Songwriter: Kenny Loggins Richard Page

Producer: Tom Dowd

I've grown tired of fighting
Whether you're right or wrong
Whether I'm weak or strong in your eyes
This is a lonely feeling
Watching you turn away
Why does it have to be this way?
On and on tonight
You've made a point of being right
Making this a game instead of love
You should know where this goes
Someone's heart will surely be broken
Before too long
If we keep on playing this game
Of right or wrong
Who's right and who's wrong
When love is gone?
Who's right or wrong, false or true?
Never used to matter to you
You're almost crying
Saying, "I've gotta run"
Easier said than done, tell me why
I got to know what you're hiding
Turn around and look at me
I've never been this hard to see before
If we'd only come together
For a moment here tonight
You could hold me tight
And ease your troubled mind
You should know where this goes
Someone's heart will surely be broken
Before too long
If we keep on playing this game
Of right or wrong
Who's right and who's wrong
When love is gone?
Who's right or wrong, false or true?
Who's right, who's wrong
When love is gone?
Who's right or wrong, false or true?
Never mattered to you, little girl
Who's right, who's wrong
When love is gone?
Who's right or wrong, false or true?
Right or wrong, lady
Right or wrong, baby
I'm right, you're wrong, lady
You're right, I'm wrong, baby
Right or wrong, lady
Right or wrong, baby
I'm right, you're wrong, lady
You're right, I'm wrong, baby
Right or wrong, lady
Right or wrong, baby
I'm right, you're wrong, lady
You're right, I'm wrong, baby
Right or wrong, lady
Right or wrong, baby
I'm right, you're wrong, lady
You're right, I'm wrong, baby
Talking about who's right or wrong
It never really matters
When your love is gone
Making me shout this right is wrong
If all our loving is gone

Kenny Loggins

Singer, songwriter, and guitarist Kenny Loggins has enjoyed more than three decades of success in the music business, as a songwriter and performer, mostly in a soft rock vein. He was born Kenneth Clarke Loggins in Everett, WA in early 1948, and the family later moved to Detroit, and finally to Alhambra, CA when he was in his teens. He initially turned to music as a way of compensating for his extreme shyness, and found that he was, indeed, a talented guitarist and had a voice. For a time in the late ‘60s he was based in Pasadena, studying at Pasadena City College. At the end of the decade, Loggins passed through the lineup of a band called Gator Creek, who were good enough to get signed to Mercury Records. The group recorded one self-titled album, which was issued in 1970 and included an early version of “Danny’s Song,” a track that he later recorded again as part of Loggins & Messina. He also spent time with a short-lived group called Second Helping, and was a member of the stage incarnation of the Electric Prunes during a later phase of that group’s history.

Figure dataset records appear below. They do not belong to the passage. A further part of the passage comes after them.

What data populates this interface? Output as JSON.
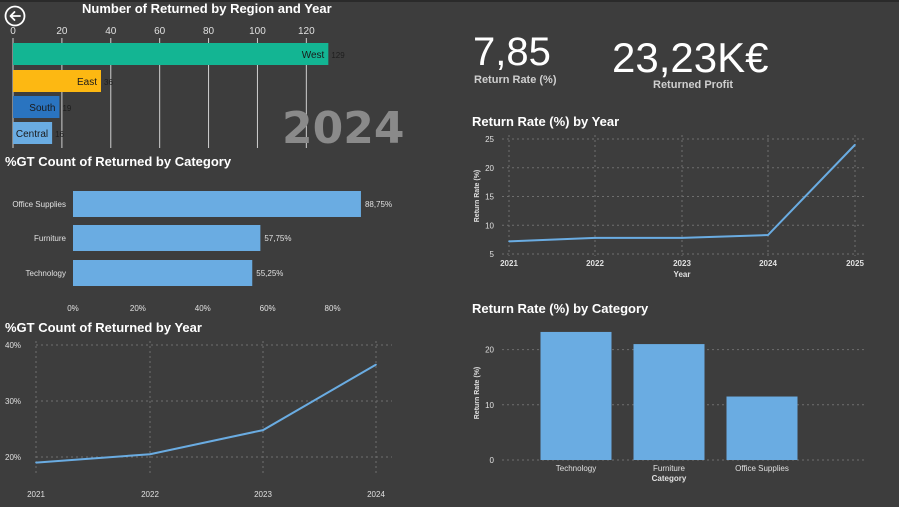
{
  "back_icon": "back-arrow-icon",
  "year_label": "2024",
  "kpis": [
    {
      "value": "7,85",
      "label": "Return Rate (%)"
    },
    {
      "value": "23,23K€",
      "label": "Returned Profit"
    }
  ],
  "chart_data": [
    {
      "id": "region",
      "type": "bar",
      "orientation": "horizontal",
      "title": "Number of Returned by Region and Year",
      "categories": [
        "West",
        "East",
        "South",
        "Central"
      ],
      "values": [
        129,
        36,
        19,
        16
      ],
      "value_labels": [
        "129",
        "36",
        "19",
        "16"
      ],
      "colors": [
        "#13b593",
        "#fdb812",
        "#2a74c0",
        "#6aace2"
      ],
      "xlim": [
        0,
        135
      ],
      "xticks": [
        0,
        20,
        40,
        60,
        80,
        100,
        120
      ],
      "grid": true
    },
    {
      "id": "category_gt",
      "type": "bar",
      "orientation": "horizontal",
      "title": "%GT Count of Returned by Category",
      "categories": [
        "Office Supplies",
        "Furniture",
        "Technology"
      ],
      "values": [
        88.75,
        57.75,
        55.25
      ],
      "value_labels": [
        "88,75%",
        "57,75%",
        "55,25%"
      ],
      "xlim": [
        0,
        90
      ],
      "xticks": [
        0,
        20,
        40,
        60,
        80
      ],
      "xtick_labels": [
        "0%",
        "20%",
        "40%",
        "60%",
        "80%"
      ],
      "color": "#6aace2",
      "grid": false
    },
    {
      "id": "year_gt",
      "type": "line",
      "title": "%GT Count of Returned by Year",
      "x": [
        "2021",
        "2022",
        "2023",
        "2024"
      ],
      "y": [
        19,
        20.5,
        24.8,
        36.5
      ],
      "ylim": [
        17.5,
        40
      ],
      "yticks": [
        20,
        30,
        40
      ],
      "ytick_labels": [
        "20%",
        "30%",
        "40%"
      ],
      "color": "#6aace2",
      "grid": true
    },
    {
      "id": "rate_year",
      "type": "line",
      "title": "Return Rate (%) by Year",
      "x": [
        "2021",
        "2022",
        "2023",
        "2024",
        "2025"
      ],
      "y": [
        7.2,
        7.8,
        7.8,
        8.3,
        24
      ],
      "xlabel": "Year",
      "ylabel": "Return Rate (%)",
      "ylim": [
        5,
        25
      ],
      "yticks": [
        5,
        10,
        15,
        20,
        25
      ],
      "ytick_labels": [
        "5",
        "10",
        "15",
        "20",
        "25"
      ],
      "color": "#6aace2",
      "grid": true
    },
    {
      "id": "rate_category",
      "type": "bar",
      "orientation": "vertical",
      "title": "Return Rate (%) by Category",
      "categories": [
        "Technology",
        "Furniture",
        "Office Supplies"
      ],
      "values": [
        23.2,
        21,
        11.5
      ],
      "xlabel": "Category",
      "ylabel": "Return Rate (%)",
      "ylim": [
        0,
        25
      ],
      "yticks": [
        0,
        10,
        20
      ],
      "ytick_labels": [
        "0",
        "10",
        "20"
      ],
      "color": "#6aace2",
      "grid": true
    }
  ]
}
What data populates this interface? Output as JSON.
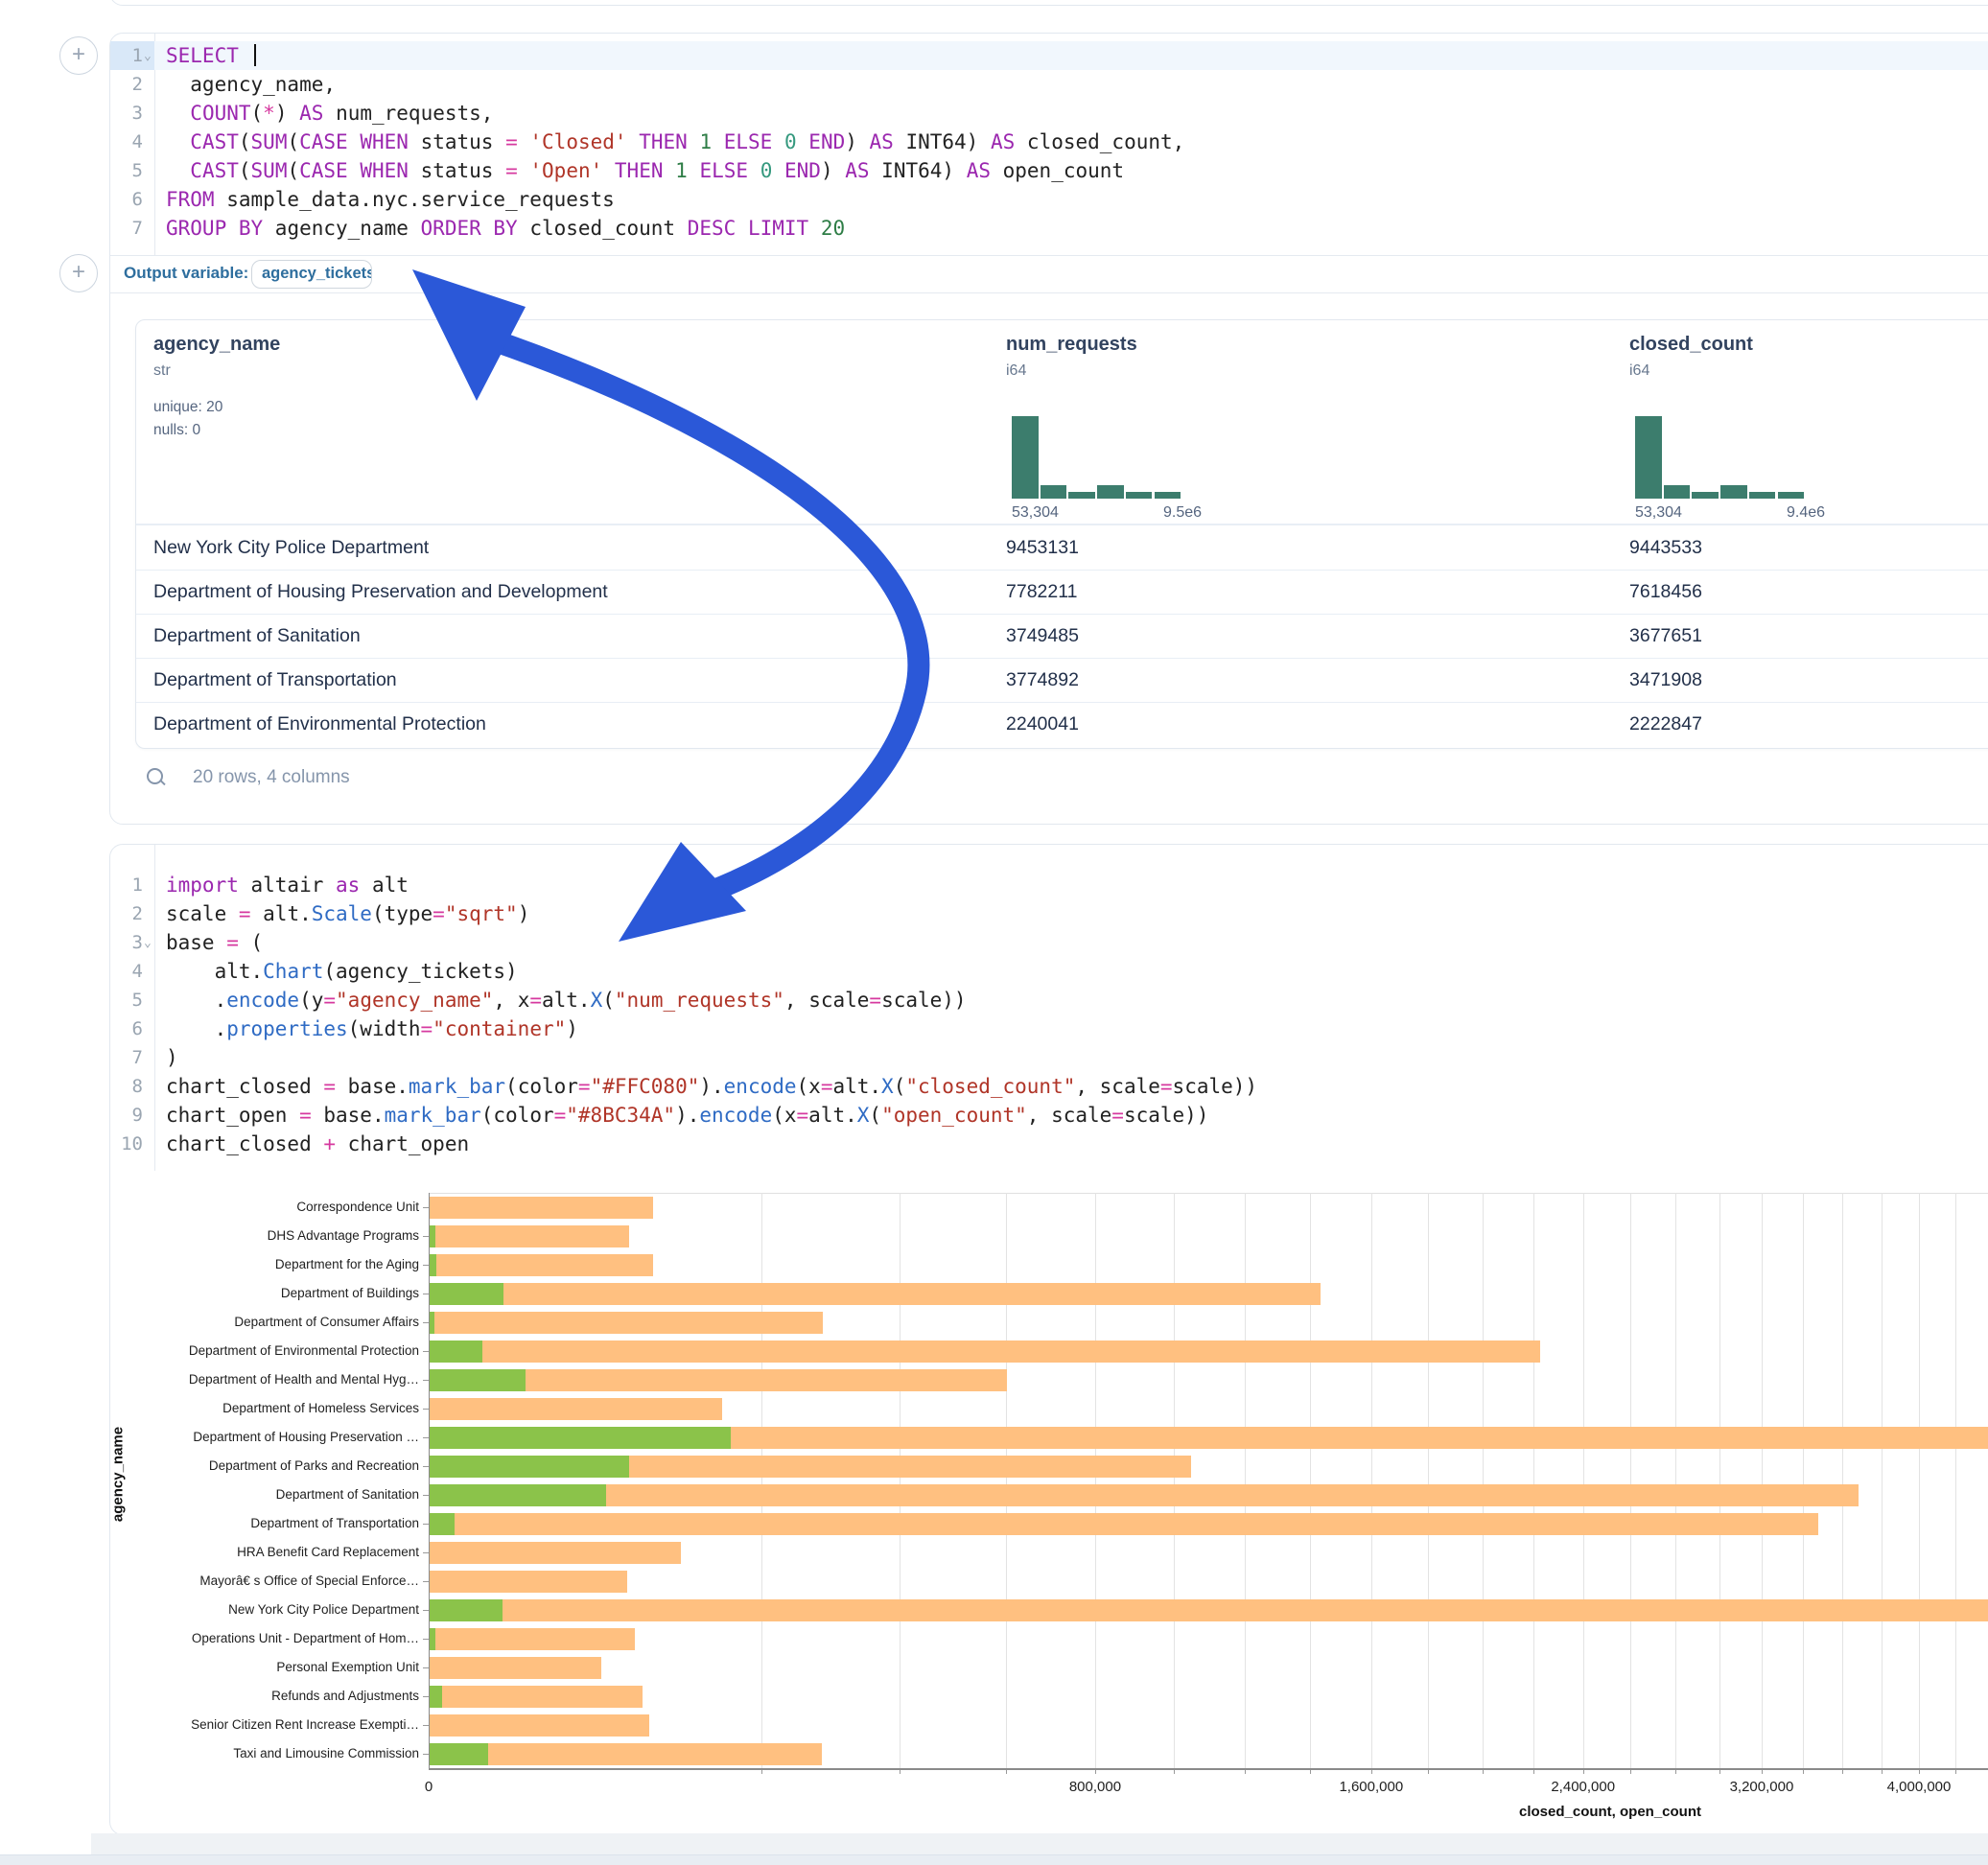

Loggins was proficient on the guitar and piano, but it was his songwriting that allowed him to make his first lasting impression on the music industry. He took a job as a staff writer for Wingate Music, for $100.00 a week, and later that year four of his songs ended up on the Nitty Gritty Dirt Band album Uncle Charlie & His Dog Teddy. This event was particularly fortuitous, as that album was the first release by the newly reconstituted version of the group, and included what proved to be their biggest hit, “Mr. Bojangles.” The presence of the latter helped make Uncle Charlie one of the group’s biggest selling long-players; and the exposure generated a second hit in the form of Loggins’ own “House at Pooh Corner.”

The success of the Nitty Gritty Dirt Band’s recordings brought Loggins to the attention of former Poco member Jim Messina, who was working as a staff producer at CBS. It was Messina’s intention to produce Loggins' debut album, but he also ended up playing and singing on the record, and it worked out so well that the two ended up in a duo. Loggins & Messina were among the most popular folk-based soft rock acts of the first half of the ‘70s and enjoyed a four-year string of successful albums.